Королева сделала удивленный жест.
— Что вы хотите сказать?
— Господин де Шарни в лихорадке все время бредит.
— О! — сказала королева, сжимая руки.
— А когда он бредит, — продолжал доктор, подходя ближе к королеве, — то бедный молодой человек говорит о многих крайне деликатных вещах, не совсем удобных для того, чтобы их слышали господа королевские гвардейцы или вообще кто-либо.
— Доктор!
— Не надо было меня спрашивать, если вы не хотели, чтобы я отвечал.
— Продолжайте, милый доктор.
И королева взяла за руку доброго ученого.
— Этот молодой человек, вероятно, атеист и кощунствует в бреду?
— Нет, нет. Наоборот, он очень религиозен.
— Может быть, он сильно возбужден чем-нибудь?
— Возбужден, вот именно.
Королева придала своему лицу подходящее к случаю выражение надменного хладнокровия, всегда сопровождающее действия королей, привыкших к почтению окружающих и к собственному самоуважению; эта способность необходима великим мира сего, чтобы властвовать над другими и не выдавать своих чувств.
— Мне рекомендовали господина де Шарни, — сказала она, — он племянник господина де Сюфрена, нашего героя. Он оказал мне некоторые услуги; я хочу относиться к нему как родственница или друг. Скажите же мне всю правду; я должна и хочу ее слышать.
— Но я-то не могу ее сказать вам, — ответил Луи, — и если вашему величеству непременно хотелось бы узнать ее, то я знаю только одно средство: ваше величество должны сами услышать бред больного. Таким образом, если у молодого человека вырвутся какие-нибудь неосторожные слова, то королева не будет сердиться ни на нескромность того, кто позволит проникнуть в эту тайну, ни на опрометчивость того, кто ее скроет.
— Ваша дружба меня трогает, — воскликнула королева, — и я теперь верю, что господин де Шарни говорит в бреду странные вещи!..
— Которые ваше величество непременно должны услышать, чтобы судить о них, — ответил добрый доктор и бережно взял трепетную руку королевы.
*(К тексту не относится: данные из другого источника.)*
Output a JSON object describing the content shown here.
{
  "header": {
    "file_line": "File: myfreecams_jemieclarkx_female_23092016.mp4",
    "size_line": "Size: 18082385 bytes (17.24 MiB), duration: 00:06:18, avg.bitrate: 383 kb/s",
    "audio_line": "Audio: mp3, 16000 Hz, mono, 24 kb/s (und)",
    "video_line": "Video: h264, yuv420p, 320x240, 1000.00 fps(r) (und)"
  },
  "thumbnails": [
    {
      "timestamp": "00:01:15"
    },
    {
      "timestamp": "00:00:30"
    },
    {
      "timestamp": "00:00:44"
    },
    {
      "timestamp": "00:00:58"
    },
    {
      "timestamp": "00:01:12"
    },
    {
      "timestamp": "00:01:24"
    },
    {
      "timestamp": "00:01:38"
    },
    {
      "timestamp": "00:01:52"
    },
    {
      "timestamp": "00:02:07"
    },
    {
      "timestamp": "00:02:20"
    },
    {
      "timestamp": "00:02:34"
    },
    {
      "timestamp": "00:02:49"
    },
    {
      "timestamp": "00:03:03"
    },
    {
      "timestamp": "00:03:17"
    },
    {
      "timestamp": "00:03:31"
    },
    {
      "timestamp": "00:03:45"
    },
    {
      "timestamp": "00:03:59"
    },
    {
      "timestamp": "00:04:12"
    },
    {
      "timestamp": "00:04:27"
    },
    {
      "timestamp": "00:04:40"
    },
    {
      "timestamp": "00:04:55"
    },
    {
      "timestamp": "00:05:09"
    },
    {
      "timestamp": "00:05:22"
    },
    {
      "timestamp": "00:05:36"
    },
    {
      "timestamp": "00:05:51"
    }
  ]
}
— Но прежде всего будьте осторожны! — воскликнула королева. — Я здесь не могу сделать ни шагу без того, чтобы за мной не шел какой-нибудь добровольный шпион.
— Сегодня вечером за вами буду следовать только я. Нужно пройти по моему коридору, который с обеих сторон кончается дверями. Я запру ту, через которую мы войдем, и никого рядом с нами не будет, ваше величество.
— Я доверяюсь вам, милый доктор, — сказала королева.
И, опершись на руку Луи, она выскользнула из своих апартаментов, вся дрожа от любопытства.
Доктор сдержал обещание. Ни одному королю, идущему в бой или на рекогносцировку в охваченном войной городе, ни одной королеве, сопровождаемой на какое-нибудь рискованное приключение, не указывал дорогу с более привычным видом капитан гвардии или высокопоставленный придворный.
Доктор запер первую дверь и, подойдя к своей двери, приложил ухо.
— Так ваш больной здесь? — спросила королева.
— Нет, ваше величество, он во второй комнате. О, будь он здесь, вы бы его слышали уже с другого конца коридора. Послушайте пока у этой двери.
Из-за нее действительно доносилось неясное жалобное бормотание.
— Он стонет, он страдает, доктор.
— Нет, нет, он вовсе не стонет. Он просто разговаривает. Подождите, я сейчас открою эту дверь.
— Но я не хочу входить к нему! — воскликнула королева, отпрянув назад.
— Я вам не предлагаю этого, — сказал доктор. — Я предлагаю вам только войти в первую комнату, и оттуда, не боясь увидеть или быть увиденной, вы услышите все, что будет говориться в комнате раненого.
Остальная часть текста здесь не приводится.